All too often, triathletes stress out about their hardest and longest workouts then overlook the other workouts that happen in between. Those easy/recovery workouts however are ‘make or break’ in terms of how quickly and effectively training adaptations can occur.
Neglecting to train easy enough or not allowing enough time in between can jeopardize improvement as well as increase risk of injury or burnout. While the heart, lungs and cardiovascular system are generally quick to bounce back, the muscles, tendons and bones all need sufficient time to recover, adapt and become stronger. Hormones and proteins essential for recovery also need time to return to normal levels. Mentally and emotionally, you also need time to rest, relax and refresh.
The most common mistakes triathletes routinely make are on the run, but riding hard too often can also take its toll. While it is possible to overtrain on the swim, it is much harder to do for most triathletes. Watch for the following:
- Running or riding too fast on easy days. In general, aim to run at least one minute per kilometre slower than 5 km pace and as slow as one minute per km slower than marathon pace (or slower). A recovery ride means riding at 60 to 70 per cent of perceived effort.
- Running (hard) too soon. The body needs between one and three days to fully recover from a harder effort. Take care running in the days after any hard session and keep it very easy. Avoid running hard on back-to-back days.
- Running too much. Adding mileage on easy days is not a bad idea and in fact can and should be done… however running too much, too soon can also be risky. Especially in the days immediately following a long or hard run, listen to the body and don’t force yourself to run further than you need to. Take an extra day off if need be or scale back the mileage.
- Fixating too much on metrics. While riding indoors, it can be really hard not to fixate on your numbers, but it is important to read your body’s signals. Some days you may find you can’t hit the power numbers you did the day before. This could be a sign your body is not recovered. In those situations, you may be better served calling it a day and trying the workout later in the week.
Luckily for triathletes, the solution (to these common mistakes) is relatively simple: In the days before and after any hard or long workouts, commit to running or riding extremely slow and easy.
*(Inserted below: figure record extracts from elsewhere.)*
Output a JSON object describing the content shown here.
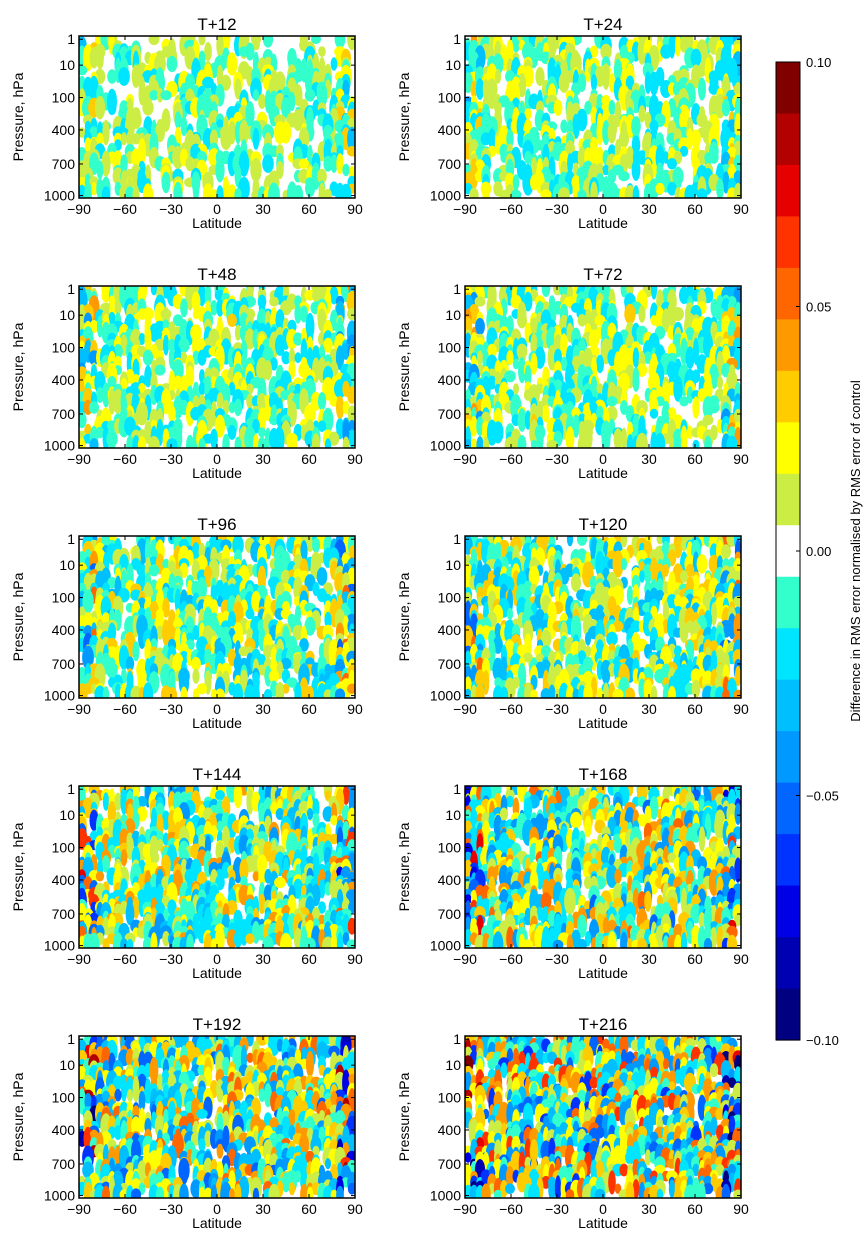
{
  "chart_data": {
    "type": "heatmap",
    "panels": [
      {
        "title": "T+12",
        "intensity": 0.3
      },
      {
        "title": "T+24",
        "intensity": 0.35
      },
      {
        "title": "T+48",
        "intensity": 0.4
      },
      {
        "title": "T+72",
        "intensity": 0.4
      },
      {
        "title": "T+96",
        "intensity": 0.5
      },
      {
        "title": "T+120",
        "intensity": 0.55
      },
      {
        "title": "T+144",
        "intensity": 0.65
      },
      {
        "title": "T+168",
        "intensity": 0.75
      },
      {
        "title": "T+192",
        "intensity": 0.85
      },
      {
        "title": "T+216",
        "intensity": 0.95
      }
    ],
    "x_axis": {
      "label": "Latitude",
      "ticks": [
        "−90",
        "−60",
        "−30",
        "0",
        "30",
        "60",
        "90"
      ],
      "range": [
        -90,
        90
      ]
    },
    "y_axis": {
      "label": "Pressure, hPa",
      "ticks": [
        "1",
        "10",
        "100",
        "400",
        "700",
        "1000"
      ]
    },
    "colorbar": {
      "label": "Difference in RMS error normalised by RMS error of control",
      "ticks": [
        "0.10",
        "0.05",
        "0.00",
        "−0.05",
        "−0.10"
      ],
      "range": [
        -0.1,
        0.1
      ],
      "levels": [
        "#800000",
        "#b30000",
        "#e60000",
        "#ff3300",
        "#ff6600",
        "#ff9900",
        "#ffcc00",
        "#ffff00",
        "#ccee44",
        "#ffffff",
        "#33ffcc",
        "#00e5ff",
        "#00bfff",
        "#0099ff",
        "#0066ff",
        "#0033ff",
        "#0000e6",
        "#0000b3",
        "#000080"
      ]
    }
  }
}
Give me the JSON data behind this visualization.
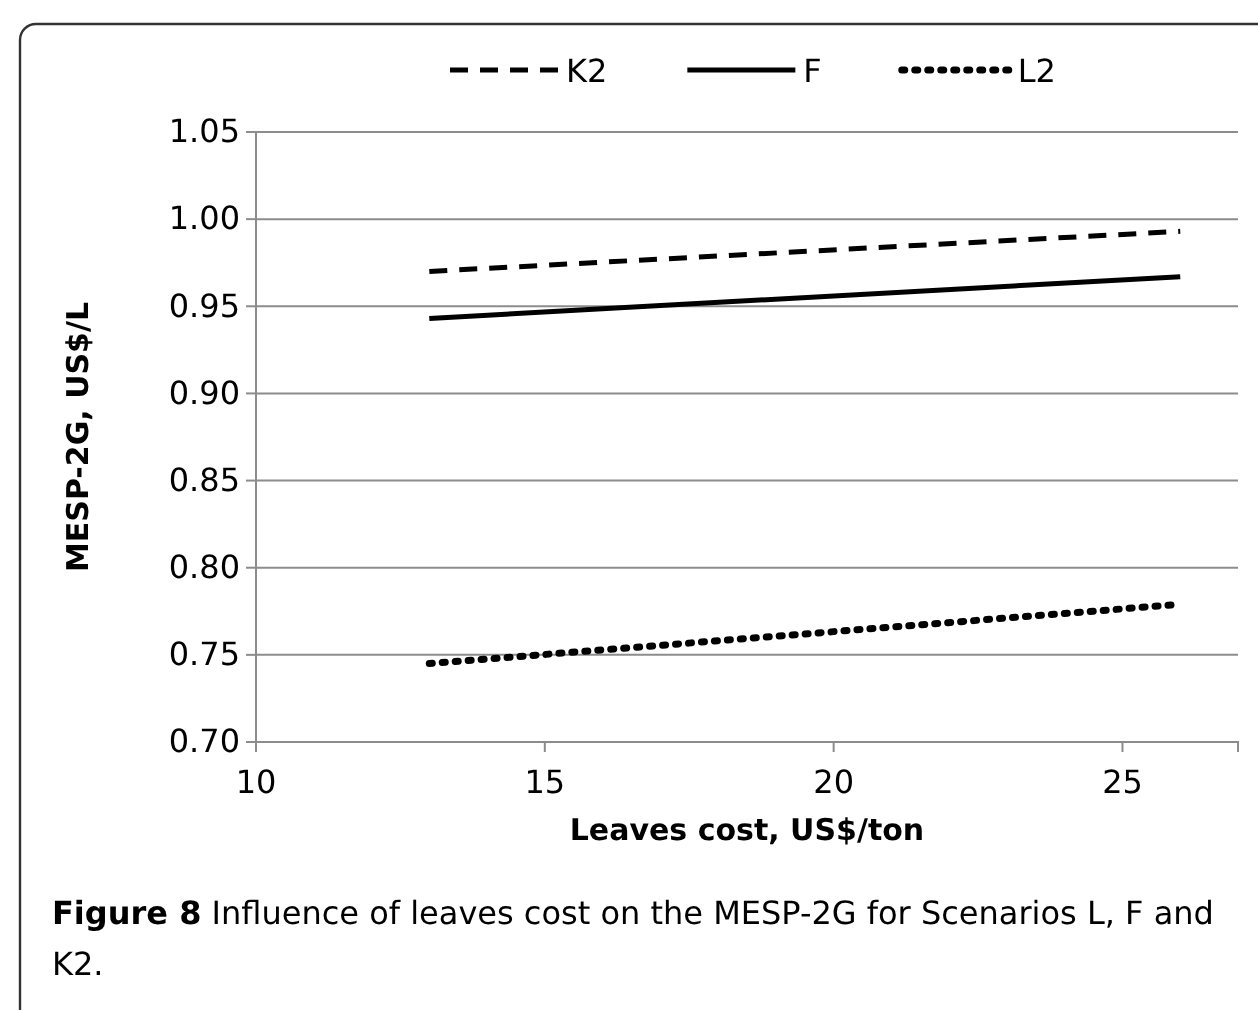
{
  "chart_data": {
    "type": "line",
    "xlabel": "Leaves cost, US$/ton",
    "ylabel": "MESP-2G,  US$/L",
    "annotations": [
      "Figure 8 Influence of leaves cost on the MESP-2G for Scenarios L, F and K2."
    ],
    "x": [
      13,
      26
    ],
    "series": [
      {
        "name": "K2",
        "color": "#000000",
        "values": [
          0.97,
          0.993
        ],
        "line_style": "dashed"
      },
      {
        "name": "F",
        "color": "#000000",
        "values": [
          0.943,
          0.967
        ],
        "line_style": "solid"
      },
      {
        "name": "L2",
        "color": "#000000",
        "values": [
          0.745,
          0.779
        ],
        "line_style": "dotted"
      }
    ],
    "xlim": [
      10,
      27
    ],
    "xticks": [
      10,
      15,
      20,
      25
    ],
    "ylim": [
      0.7,
      1.05
    ],
    "yticks": [
      {
        "value": 0.7,
        "label": "0.70"
      },
      {
        "value": 0.75,
        "label": "0.75"
      },
      {
        "value": 0.8,
        "label": "0.80"
      },
      {
        "value": 0.85,
        "label": "0.85"
      },
      {
        "value": 0.9,
        "label": "0.90"
      },
      {
        "value": 0.95,
        "label": "0.95"
      },
      {
        "value": 1.0,
        "label": "1.00"
      },
      {
        "value": 1.05,
        "label": "1.05"
      }
    ],
    "grid": "y",
    "legend": "top",
    "marker": "none"
  }
}
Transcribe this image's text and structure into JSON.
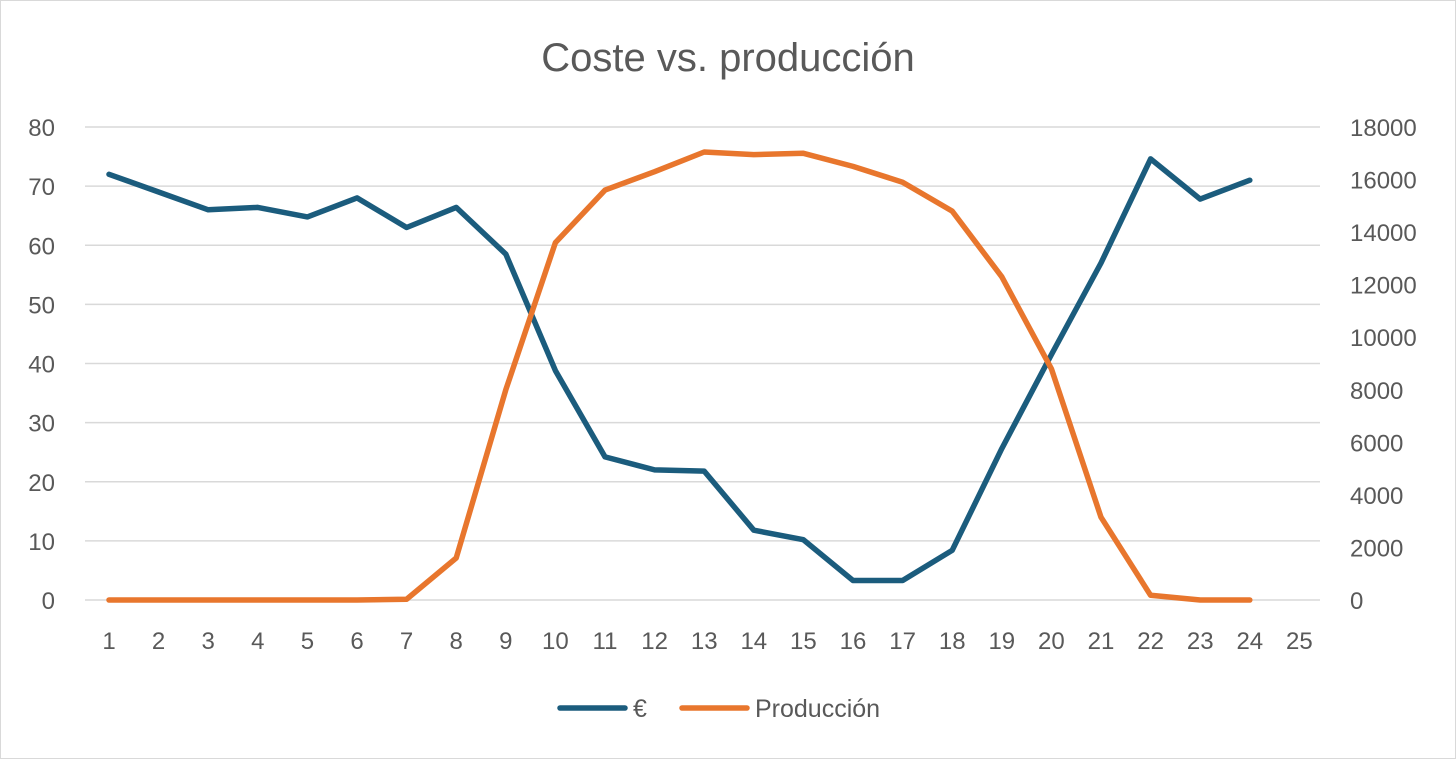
{
  "chart_data": {
    "type": "line",
    "title": "Coste vs. producción",
    "x": [
      1,
      2,
      3,
      4,
      5,
      6,
      7,
      8,
      9,
      10,
      11,
      12,
      13,
      14,
      15,
      16,
      17,
      18,
      19,
      20,
      21,
      22,
      23,
      24
    ],
    "x_ticks": [
      "1",
      "2",
      "3",
      "4",
      "5",
      "6",
      "7",
      "8",
      "9",
      "10",
      "11",
      "12",
      "13",
      "14",
      "15",
      "16",
      "17",
      "18",
      "19",
      "20",
      "21",
      "22",
      "23",
      "24",
      "25"
    ],
    "xlim": [
      1,
      25
    ],
    "y_left_ticks": [
      "0",
      "10",
      "20",
      "30",
      "40",
      "50",
      "60",
      "70",
      "80"
    ],
    "y_right_ticks": [
      "0",
      "2000",
      "4000",
      "6000",
      "8000",
      "10000",
      "12000",
      "14000",
      "16000",
      "18000"
    ],
    "ylim_left": [
      0,
      80
    ],
    "ylim_right": [
      0,
      18000
    ],
    "grid": true,
    "legend_position": "bottom",
    "series": [
      {
        "name": "€",
        "axis": "left",
        "color": "#1b5c7d",
        "values": [
          72,
          69,
          66,
          66.4,
          64.8,
          68,
          63,
          66.4,
          58.5,
          38.8,
          24.2,
          22,
          21.8,
          11.8,
          10.2,
          3.3,
          3.3,
          8.4,
          25.6,
          41.5,
          57,
          74.6,
          67.8,
          71
        ]
      },
      {
        "name": "Producción",
        "axis": "right",
        "color": "#e8762d",
        "values": [
          0,
          0,
          0,
          0,
          0,
          0,
          30,
          1600,
          8000,
          13600,
          15600,
          16300,
          17050,
          16950,
          17000,
          16500,
          15900,
          14800,
          12300,
          8800,
          3150,
          180,
          0,
          0
        ]
      }
    ]
  }
}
Not so slow as to change your running gait/form but easy enough to carry on a conversation. At no point should you feel as if you’d need to stop. While going slower might take a bit more time, consider that time well spent.
It’s also wise to incorporate an easy/recovery week every three to four weeks to allow the body to fully recover from the accumulation of training and also provide a mental break from the grind of training.
If done right, you should feel rested, recovered and ready to train hard on hard days, so much so that you have no choice but to go slow and easy on the recovery days. And while you’re at it, consider getting some extra sleep, staying well hydrated and also eating wholesome and nutritious meals, which will also go far in helping you achieve your training goals.